Receiving forgiveness is essential for one who grants forgiveness. The temptation in granting forgiveness is to claim the higher moral ground over the one forgiven. If we think we have no need for forgiveness ourselves when we forgive others, we put ourselves above those we forgive, which is pride and, more importantly, a short-circuiting of forgiveness. This is why the Lord’s Prayer pairs praying for forgiveness with praying to receive it.

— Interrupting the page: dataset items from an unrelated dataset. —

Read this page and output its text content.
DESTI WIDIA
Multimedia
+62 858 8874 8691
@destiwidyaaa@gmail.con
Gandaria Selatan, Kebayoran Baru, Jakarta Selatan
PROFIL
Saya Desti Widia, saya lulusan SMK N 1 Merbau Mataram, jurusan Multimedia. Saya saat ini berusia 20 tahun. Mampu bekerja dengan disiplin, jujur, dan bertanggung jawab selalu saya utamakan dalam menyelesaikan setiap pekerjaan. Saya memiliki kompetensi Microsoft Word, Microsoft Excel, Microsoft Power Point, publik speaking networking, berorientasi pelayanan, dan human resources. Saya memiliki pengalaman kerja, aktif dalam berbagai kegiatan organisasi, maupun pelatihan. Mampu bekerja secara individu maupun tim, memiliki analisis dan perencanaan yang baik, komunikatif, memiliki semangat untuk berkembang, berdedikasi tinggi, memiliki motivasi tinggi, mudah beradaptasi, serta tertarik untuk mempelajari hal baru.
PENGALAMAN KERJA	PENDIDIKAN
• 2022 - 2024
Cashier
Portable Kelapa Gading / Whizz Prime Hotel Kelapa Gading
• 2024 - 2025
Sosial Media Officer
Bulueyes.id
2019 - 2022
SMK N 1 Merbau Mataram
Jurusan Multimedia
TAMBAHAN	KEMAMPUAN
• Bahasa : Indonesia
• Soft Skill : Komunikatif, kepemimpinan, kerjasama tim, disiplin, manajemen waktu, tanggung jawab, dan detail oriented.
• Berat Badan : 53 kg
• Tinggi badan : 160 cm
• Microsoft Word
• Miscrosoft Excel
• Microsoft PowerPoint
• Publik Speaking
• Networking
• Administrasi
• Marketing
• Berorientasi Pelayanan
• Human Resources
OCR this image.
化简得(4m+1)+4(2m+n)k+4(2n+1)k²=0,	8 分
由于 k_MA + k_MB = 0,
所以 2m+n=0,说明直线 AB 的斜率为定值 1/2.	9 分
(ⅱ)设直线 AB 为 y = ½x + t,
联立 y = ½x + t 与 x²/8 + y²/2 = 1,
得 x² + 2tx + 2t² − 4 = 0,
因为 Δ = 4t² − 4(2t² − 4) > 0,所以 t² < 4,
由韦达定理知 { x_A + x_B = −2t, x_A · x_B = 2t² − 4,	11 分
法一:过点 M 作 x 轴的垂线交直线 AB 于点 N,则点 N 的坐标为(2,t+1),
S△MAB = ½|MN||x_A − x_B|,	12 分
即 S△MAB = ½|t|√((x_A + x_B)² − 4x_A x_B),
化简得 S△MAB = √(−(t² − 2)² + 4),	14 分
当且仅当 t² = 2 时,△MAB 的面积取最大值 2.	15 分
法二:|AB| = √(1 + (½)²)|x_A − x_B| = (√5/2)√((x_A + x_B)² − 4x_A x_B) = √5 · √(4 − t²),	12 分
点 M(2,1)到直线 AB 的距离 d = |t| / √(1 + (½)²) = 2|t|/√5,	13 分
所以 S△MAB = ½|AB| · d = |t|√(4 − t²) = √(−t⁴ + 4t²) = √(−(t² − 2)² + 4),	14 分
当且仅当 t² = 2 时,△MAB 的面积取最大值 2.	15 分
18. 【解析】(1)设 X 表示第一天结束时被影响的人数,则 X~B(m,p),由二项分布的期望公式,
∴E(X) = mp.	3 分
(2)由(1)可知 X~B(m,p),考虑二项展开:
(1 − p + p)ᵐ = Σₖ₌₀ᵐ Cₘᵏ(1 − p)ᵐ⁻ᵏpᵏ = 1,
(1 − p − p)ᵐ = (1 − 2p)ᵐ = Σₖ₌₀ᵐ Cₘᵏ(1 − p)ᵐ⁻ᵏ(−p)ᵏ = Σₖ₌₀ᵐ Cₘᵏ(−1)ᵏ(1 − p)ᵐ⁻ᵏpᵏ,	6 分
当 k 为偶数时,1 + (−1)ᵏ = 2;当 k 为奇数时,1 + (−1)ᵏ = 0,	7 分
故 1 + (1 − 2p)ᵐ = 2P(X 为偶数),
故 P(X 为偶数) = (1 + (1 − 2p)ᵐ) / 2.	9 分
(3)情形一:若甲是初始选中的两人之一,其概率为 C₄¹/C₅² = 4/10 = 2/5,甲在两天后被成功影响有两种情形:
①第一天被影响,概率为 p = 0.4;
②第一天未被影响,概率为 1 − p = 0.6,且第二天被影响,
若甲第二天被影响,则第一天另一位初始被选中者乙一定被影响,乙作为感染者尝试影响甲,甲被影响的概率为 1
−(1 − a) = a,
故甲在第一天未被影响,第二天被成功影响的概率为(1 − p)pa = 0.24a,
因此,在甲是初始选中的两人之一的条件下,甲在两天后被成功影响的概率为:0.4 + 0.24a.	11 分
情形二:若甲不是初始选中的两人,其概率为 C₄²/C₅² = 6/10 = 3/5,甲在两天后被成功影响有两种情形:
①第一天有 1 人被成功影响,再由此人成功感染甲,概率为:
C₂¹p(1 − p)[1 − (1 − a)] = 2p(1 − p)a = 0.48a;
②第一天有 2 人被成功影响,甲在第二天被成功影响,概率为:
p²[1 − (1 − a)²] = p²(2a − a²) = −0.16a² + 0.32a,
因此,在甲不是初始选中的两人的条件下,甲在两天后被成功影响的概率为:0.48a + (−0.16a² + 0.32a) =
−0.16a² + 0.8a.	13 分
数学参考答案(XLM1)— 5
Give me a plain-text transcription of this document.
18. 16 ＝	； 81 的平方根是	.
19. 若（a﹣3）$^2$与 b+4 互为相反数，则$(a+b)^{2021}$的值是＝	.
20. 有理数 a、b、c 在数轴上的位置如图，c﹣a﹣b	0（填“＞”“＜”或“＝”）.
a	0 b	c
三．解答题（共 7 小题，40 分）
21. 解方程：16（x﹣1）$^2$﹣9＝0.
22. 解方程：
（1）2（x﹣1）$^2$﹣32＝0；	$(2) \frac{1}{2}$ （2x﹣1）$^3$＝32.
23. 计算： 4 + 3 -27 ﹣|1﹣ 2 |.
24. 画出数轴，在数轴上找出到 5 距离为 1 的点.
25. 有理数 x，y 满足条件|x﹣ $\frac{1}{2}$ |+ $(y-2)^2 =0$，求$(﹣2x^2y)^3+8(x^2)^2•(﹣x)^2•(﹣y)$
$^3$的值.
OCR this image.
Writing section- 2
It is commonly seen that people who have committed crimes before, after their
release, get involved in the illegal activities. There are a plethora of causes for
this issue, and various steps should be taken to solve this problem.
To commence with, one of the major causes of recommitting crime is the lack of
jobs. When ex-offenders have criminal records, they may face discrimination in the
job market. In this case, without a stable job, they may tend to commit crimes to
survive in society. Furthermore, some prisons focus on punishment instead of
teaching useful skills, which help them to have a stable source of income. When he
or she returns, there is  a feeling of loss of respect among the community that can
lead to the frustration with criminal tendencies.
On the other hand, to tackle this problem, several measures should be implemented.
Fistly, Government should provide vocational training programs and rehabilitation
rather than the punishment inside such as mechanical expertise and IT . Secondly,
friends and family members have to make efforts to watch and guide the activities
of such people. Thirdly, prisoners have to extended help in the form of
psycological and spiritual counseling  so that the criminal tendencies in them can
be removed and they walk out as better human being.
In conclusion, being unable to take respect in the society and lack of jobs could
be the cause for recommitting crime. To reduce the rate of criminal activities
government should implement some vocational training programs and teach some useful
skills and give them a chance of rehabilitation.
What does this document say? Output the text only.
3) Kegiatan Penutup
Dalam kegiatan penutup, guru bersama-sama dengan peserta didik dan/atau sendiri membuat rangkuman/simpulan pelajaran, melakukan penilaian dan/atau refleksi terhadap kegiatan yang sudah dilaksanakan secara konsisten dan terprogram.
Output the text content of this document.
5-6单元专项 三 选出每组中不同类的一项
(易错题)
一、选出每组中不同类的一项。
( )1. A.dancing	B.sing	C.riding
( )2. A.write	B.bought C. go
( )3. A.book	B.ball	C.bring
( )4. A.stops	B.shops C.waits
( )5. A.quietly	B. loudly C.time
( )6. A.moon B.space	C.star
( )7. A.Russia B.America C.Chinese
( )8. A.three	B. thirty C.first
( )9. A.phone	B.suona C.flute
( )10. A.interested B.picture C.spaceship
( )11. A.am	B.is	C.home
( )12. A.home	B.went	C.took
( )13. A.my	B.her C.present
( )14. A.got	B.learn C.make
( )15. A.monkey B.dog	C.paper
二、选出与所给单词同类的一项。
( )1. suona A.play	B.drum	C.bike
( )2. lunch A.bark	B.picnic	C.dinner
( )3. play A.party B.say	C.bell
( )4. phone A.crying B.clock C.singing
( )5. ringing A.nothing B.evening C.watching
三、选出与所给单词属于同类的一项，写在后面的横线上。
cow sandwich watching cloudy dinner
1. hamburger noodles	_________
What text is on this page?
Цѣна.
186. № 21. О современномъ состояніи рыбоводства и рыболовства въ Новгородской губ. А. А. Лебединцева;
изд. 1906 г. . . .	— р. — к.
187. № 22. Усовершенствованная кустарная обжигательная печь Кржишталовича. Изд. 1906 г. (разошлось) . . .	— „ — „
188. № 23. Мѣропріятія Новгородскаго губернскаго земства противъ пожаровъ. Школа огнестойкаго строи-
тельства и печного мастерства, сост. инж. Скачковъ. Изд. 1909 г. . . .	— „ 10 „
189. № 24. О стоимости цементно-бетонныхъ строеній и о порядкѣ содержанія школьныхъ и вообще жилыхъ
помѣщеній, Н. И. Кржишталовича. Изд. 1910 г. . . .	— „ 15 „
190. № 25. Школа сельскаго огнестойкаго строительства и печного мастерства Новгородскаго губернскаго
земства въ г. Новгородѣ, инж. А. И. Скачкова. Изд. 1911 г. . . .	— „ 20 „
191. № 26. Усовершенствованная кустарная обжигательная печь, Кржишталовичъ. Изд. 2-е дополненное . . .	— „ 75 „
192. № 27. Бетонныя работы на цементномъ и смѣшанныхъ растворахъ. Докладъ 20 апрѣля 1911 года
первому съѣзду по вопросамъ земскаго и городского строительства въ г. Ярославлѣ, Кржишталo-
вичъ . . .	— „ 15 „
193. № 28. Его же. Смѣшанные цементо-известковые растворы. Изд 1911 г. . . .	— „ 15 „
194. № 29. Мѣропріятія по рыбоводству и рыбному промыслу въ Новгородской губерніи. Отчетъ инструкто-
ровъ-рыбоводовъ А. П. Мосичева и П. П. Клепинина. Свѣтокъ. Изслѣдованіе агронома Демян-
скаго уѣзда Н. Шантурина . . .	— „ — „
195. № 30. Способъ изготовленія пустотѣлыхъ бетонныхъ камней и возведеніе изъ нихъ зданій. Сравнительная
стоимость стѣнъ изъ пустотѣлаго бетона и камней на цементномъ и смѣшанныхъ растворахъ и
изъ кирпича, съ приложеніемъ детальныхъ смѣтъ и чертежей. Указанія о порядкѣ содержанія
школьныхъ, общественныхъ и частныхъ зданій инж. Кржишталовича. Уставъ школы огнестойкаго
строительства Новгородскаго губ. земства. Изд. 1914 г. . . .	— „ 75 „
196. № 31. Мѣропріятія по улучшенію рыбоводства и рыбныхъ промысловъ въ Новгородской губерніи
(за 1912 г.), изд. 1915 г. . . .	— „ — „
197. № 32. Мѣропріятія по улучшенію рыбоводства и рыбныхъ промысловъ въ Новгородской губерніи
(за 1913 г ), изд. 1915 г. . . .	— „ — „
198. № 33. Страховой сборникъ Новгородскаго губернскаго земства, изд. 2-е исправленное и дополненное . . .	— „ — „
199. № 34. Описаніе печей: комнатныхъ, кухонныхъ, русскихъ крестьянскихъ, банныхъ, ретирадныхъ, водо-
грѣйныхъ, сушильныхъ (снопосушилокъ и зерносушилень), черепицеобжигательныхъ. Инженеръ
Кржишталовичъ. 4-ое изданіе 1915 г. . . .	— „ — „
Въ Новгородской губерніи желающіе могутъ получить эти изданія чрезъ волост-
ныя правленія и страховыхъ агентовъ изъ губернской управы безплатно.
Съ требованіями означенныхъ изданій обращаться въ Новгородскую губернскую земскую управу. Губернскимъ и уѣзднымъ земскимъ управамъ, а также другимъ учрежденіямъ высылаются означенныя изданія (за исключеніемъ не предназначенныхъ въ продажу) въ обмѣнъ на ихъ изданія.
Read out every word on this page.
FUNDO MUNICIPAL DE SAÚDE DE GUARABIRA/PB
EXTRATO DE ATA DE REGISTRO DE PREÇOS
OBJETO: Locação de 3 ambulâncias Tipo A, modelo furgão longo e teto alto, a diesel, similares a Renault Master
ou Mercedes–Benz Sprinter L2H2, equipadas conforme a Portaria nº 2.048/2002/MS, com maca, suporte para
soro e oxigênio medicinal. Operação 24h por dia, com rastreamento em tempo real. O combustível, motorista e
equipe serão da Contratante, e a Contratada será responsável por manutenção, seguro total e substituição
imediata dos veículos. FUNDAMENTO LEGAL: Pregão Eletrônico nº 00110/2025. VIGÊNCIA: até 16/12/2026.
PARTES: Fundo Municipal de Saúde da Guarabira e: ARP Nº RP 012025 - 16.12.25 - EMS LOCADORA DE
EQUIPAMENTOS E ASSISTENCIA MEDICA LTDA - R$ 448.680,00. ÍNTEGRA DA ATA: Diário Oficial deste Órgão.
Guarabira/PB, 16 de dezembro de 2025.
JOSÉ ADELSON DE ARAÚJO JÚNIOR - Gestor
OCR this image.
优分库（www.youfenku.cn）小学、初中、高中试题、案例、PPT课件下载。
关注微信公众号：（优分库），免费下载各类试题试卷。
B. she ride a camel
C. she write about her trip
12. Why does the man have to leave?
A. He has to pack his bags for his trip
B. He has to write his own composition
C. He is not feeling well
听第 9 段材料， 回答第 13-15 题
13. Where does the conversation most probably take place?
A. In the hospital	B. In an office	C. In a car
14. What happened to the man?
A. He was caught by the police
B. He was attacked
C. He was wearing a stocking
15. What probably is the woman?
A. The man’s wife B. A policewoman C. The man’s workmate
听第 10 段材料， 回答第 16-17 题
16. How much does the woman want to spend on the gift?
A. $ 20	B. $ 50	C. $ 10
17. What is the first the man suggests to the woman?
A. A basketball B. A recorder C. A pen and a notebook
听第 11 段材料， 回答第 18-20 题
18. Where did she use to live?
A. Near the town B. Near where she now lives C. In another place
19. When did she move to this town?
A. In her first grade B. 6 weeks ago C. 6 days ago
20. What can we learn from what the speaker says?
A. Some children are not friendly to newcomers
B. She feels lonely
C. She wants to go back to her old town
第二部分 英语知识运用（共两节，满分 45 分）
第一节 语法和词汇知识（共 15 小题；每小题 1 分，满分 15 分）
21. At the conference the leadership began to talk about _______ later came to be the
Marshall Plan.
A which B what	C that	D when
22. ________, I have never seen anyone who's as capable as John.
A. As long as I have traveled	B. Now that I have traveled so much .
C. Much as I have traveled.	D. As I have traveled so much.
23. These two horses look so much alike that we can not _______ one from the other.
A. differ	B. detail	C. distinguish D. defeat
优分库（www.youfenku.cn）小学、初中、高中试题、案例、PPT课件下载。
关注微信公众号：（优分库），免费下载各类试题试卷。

These considerations help us understand the puzzling verse in Romans 12:20. Paul tells us feed our enemies who are hungry and give water when they are thirsty for by doing this we will heap “burning coals on their heads.” Paul is quoting Proverbs 25: 22 here, which only pushes the puzzle back to the Wisdom Sage. If we are truly forgiving one who has wronged us and have renounced the desire for revenge or for someone else (God) to avenge us, then we truly wish to restore connections to the person who wronged us and to enhance that person’s well-being. Feeding and giving water to such as these as much as we give them to our own family and friends is enhancing their well-being. But what of those who cannot or will not forgive and cannot or will not receive forgiveness? Javert is an example of one who experienced a free act of forgiveness as the heaping of burning coals on his head. Valjean’s forgiveness seared his soul. Paul, and the Wisdom Sage before him, realized that forgiveness will burn the person who does not accept it. Such is the teaching of Jesus in the Parable of the Unforgiving Servant who was not tortured by the master but by his own inability to give and therefore receive forgiveness.

Receiving any kind of gift puts us in an inferior position to the one who gives the gift. Since forgiveness is rooted in God’s Desire, receiving forgiveness as a free gift always puts every one of us in an inferior position before God. Likewise, receiving forgiveness keeps us on the same level with other people as we forgive them and receive forgiveness from them. The Satan’s kingdom, the Empire, is fueled by the cycle of revenge. God’s Kingdom is fueled by the cycle of forgiveness. Both cycles are just as infinite but the cycle of forgiveness is infinitely larger than the other.